All the energy you put into motors comes out as heat. Every bit.

Furthermore it does it exactly as efficiently as an electric furnace. Same kwh gives the same heat.

All the energy you put into lights, incandenscent or flourescent, comes out as heat. It may be light first, but it hits the walls and gets absorbed (otherwise the room would keep getting brighter and brighter, wouldn't it!). It gets absorbed into what? Heat. All of it.

Execept what goes out a window.

It is all 100% efficient electric heating. Gas may be cheaper as heating, fine.

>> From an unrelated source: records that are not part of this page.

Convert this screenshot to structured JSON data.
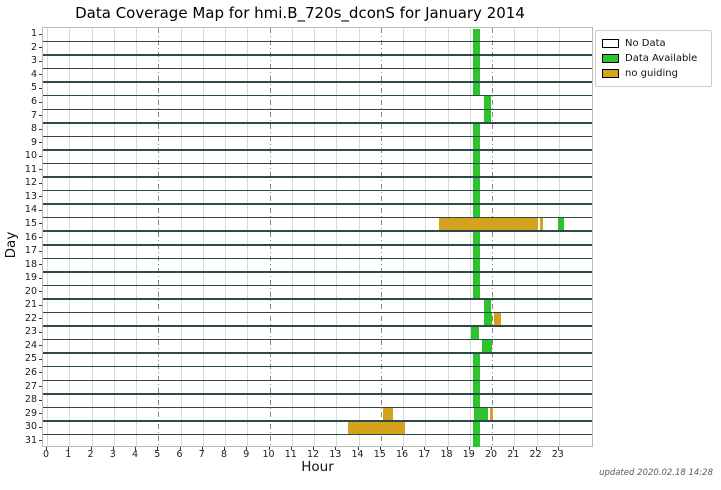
{
  "chart_data": {
    "type": "heatmap",
    "title": "Data Coverage Map for hmi.B_720s_dconS for January 2014",
    "xlabel": "Hour",
    "ylabel": "Day",
    "x_ticks": [
      0,
      1,
      2,
      3,
      4,
      5,
      6,
      7,
      8,
      9,
      10,
      11,
      12,
      13,
      14,
      15,
      16,
      17,
      18,
      19,
      20,
      21,
      22,
      23
    ],
    "y_ticks": [
      1,
      2,
      3,
      4,
      5,
      6,
      7,
      8,
      9,
      10,
      11,
      12,
      13,
      14,
      15,
      16,
      17,
      18,
      19,
      20,
      21,
      22,
      23,
      24,
      25,
      26,
      27,
      28,
      29,
      30,
      31
    ],
    "xlim": [
      0,
      24.6
    ],
    "grid": {
      "vertical_every_hour": true,
      "dashdot_hours": [
        5,
        10,
        15,
        20
      ]
    },
    "colors": {
      "data": "#2dc32d",
      "no_guiding": "#d4a21c",
      "no_data": "#ffffff",
      "row_separator": "#2d4a4a"
    },
    "legend": {
      "position": "top-right-outside",
      "items": [
        {
          "label": "No Data",
          "color": "#ffffff"
        },
        {
          "label": "Data Available",
          "color": "#2dc32d"
        },
        {
          "label": "no guiding",
          "color": "#d4a21c"
        }
      ]
    },
    "days": [
      {
        "day": 1,
        "segments": [
          {
            "start": 19.15,
            "end": 19.45,
            "status": "data"
          }
        ]
      },
      {
        "day": 2,
        "segments": [
          {
            "start": 19.15,
            "end": 19.45,
            "status": "data"
          }
        ]
      },
      {
        "day": 3,
        "segments": [
          {
            "start": 19.15,
            "end": 19.45,
            "status": "data"
          }
        ]
      },
      {
        "day": 4,
        "segments": [
          {
            "start": 19.15,
            "end": 19.45,
            "status": "data"
          }
        ]
      },
      {
        "day": 5,
        "segments": [
          {
            "start": 19.15,
            "end": 19.45,
            "status": "data"
          }
        ]
      },
      {
        "day": 6,
        "segments": [
          {
            "start": 19.65,
            "end": 19.95,
            "status": "data"
          }
        ]
      },
      {
        "day": 7,
        "segments": [
          {
            "start": 19.65,
            "end": 19.95,
            "status": "data"
          }
        ]
      },
      {
        "day": 8,
        "segments": [
          {
            "start": 19.15,
            "end": 19.45,
            "status": "data"
          }
        ]
      },
      {
        "day": 9,
        "segments": [
          {
            "start": 19.15,
            "end": 19.45,
            "status": "data"
          }
        ]
      },
      {
        "day": 10,
        "segments": [
          {
            "start": 19.15,
            "end": 19.45,
            "status": "data"
          }
        ]
      },
      {
        "day": 11,
        "segments": [
          {
            "start": 19.15,
            "end": 19.45,
            "status": "data"
          }
        ]
      },
      {
        "day": 12,
        "segments": [
          {
            "start": 19.15,
            "end": 19.45,
            "status": "data"
          }
        ]
      },
      {
        "day": 13,
        "segments": [
          {
            "start": 19.15,
            "end": 19.45,
            "status": "data"
          }
        ]
      },
      {
        "day": 14,
        "segments": [
          {
            "start": 19.15,
            "end": 19.45,
            "status": "data"
          }
        ]
      },
      {
        "day": 15,
        "segments": [
          {
            "start": 17.6,
            "end": 22.05,
            "status": "no_guiding"
          },
          {
            "start": 22.15,
            "end": 22.3,
            "status": "no_guiding"
          },
          {
            "start": 22.95,
            "end": 23.25,
            "status": "data"
          }
        ]
      },
      {
        "day": 16,
        "segments": [
          {
            "start": 19.15,
            "end": 19.45,
            "status": "data"
          }
        ]
      },
      {
        "day": 17,
        "segments": [
          {
            "start": 19.15,
            "end": 19.45,
            "status": "data"
          }
        ]
      },
      {
        "day": 18,
        "segments": [
          {
            "start": 19.15,
            "end": 19.45,
            "status": "data"
          }
        ]
      },
      {
        "day": 19,
        "segments": [
          {
            "start": 19.15,
            "end": 19.45,
            "status": "data"
          }
        ]
      },
      {
        "day": 20,
        "segments": [
          {
            "start": 19.15,
            "end": 19.45,
            "status": "data"
          }
        ]
      },
      {
        "day": 21,
        "segments": [
          {
            "start": 19.65,
            "end": 19.95,
            "status": "data"
          }
        ]
      },
      {
        "day": 22,
        "segments": [
          {
            "start": 19.65,
            "end": 20.0,
            "status": "data"
          },
          {
            "start": 20.1,
            "end": 20.4,
            "status": "no_guiding"
          }
        ]
      },
      {
        "day": 23,
        "segments": [
          {
            "start": 19.05,
            "end": 19.4,
            "status": "data"
          }
        ]
      },
      {
        "day": 24,
        "segments": [
          {
            "start": 19.55,
            "end": 20.0,
            "status": "data"
          }
        ]
      },
      {
        "day": 25,
        "segments": [
          {
            "start": 19.15,
            "end": 19.45,
            "status": "data"
          }
        ]
      },
      {
        "day": 26,
        "segments": [
          {
            "start": 19.15,
            "end": 19.45,
            "status": "data"
          }
        ]
      },
      {
        "day": 27,
        "segments": [
          {
            "start": 19.15,
            "end": 19.45,
            "status": "data"
          }
        ]
      },
      {
        "day": 28,
        "segments": [
          {
            "start": 19.15,
            "end": 19.45,
            "status": "data"
          }
        ]
      },
      {
        "day": 29,
        "segments": [
          {
            "start": 15.1,
            "end": 15.55,
            "status": "no_guiding"
          },
          {
            "start": 19.2,
            "end": 19.8,
            "status": "data"
          },
          {
            "start": 19.9,
            "end": 20.05,
            "status": "no_guiding"
          }
        ]
      },
      {
        "day": 30,
        "segments": [
          {
            "start": 13.55,
            "end": 16.1,
            "status": "no_guiding"
          },
          {
            "start": 19.15,
            "end": 19.45,
            "status": "data"
          }
        ]
      },
      {
        "day": 31,
        "segments": [
          {
            "start": 19.15,
            "end": 19.45,
            "status": "data"
          }
        ]
      }
    ],
    "updated_note": "updated 2020.02.18 14:28"
  }
}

It's just that an efficient motor doesn't save as much as you think if it's running as part of a furnace. Whatever inefficiency it has contributes to heating at a 100% rate; as well as its efficient part! Motion winds up as heat too.

Reply to
Ron Hardin

but is the excess motor heat sent into the house ducting? if not, then it's useless.

Reply to
Charles Spitzer

So you say its as efficent to use incansesants as T8 . In winter no not if you are like 90% of US with elec being double the cost of gas, also that " Heat ' may be up high or on a wall where you may not need it. Basement, outside, garage, etc. In summer Its stupidity. You pay to cool , so why heat with incandesants. Motor heat, Noise, Listen to your chimney , there is your noise energy, Gone. Why run a less efficent motor , especialy in cooling mode. You just pay more to cool. Take a house with flourescents vs incandesants, and a 94% Ac furnace vs DC Utilities will be lower with T8 and DC winter and summer . In theory what you say sounds sounds ok for winter for areas of low KWH cost that dont run AC and heat minimaly. But how many of us are in that locale. and how often will the perfect balance of light heat be optimal. Not often. Its most efficent to use efficent products

Reply to
mark Ransley

It can't pile up without getting hotter and hotter; so it has to leak away to somewhere where it can leave the house. The usual exits involve its heating the house first. It doesn't, after all, get hotter and hotter. It only gets hot enough so its leak rate equals its heat generation rate. If you insulate it, it just gets hotter until this equality applies again, and it's sending out heat at the rate it's generating it.

Reply to
Ron Hardin

SO what,,, elec for most is Double the cost of Gas. And whats your argument when the AC is on ... Oh you dont have one, I thought so.

Reply to
mark Ransley

you're presupposing the heater is actually inside the insulated portion of the house. in my house, it's in a closet on an exterior wall, and the only door goes outside and isn't very well insulated (it needs air intake through the door).

therefore, the excess heat is heating the outside, not to my benefit.

regards, charlie cave creek, az

Reply to
Charles Spitzer

Yeah, but if your furnace is only 50% efficient, it doesn't make any difference cost-wise between gas and electric heat.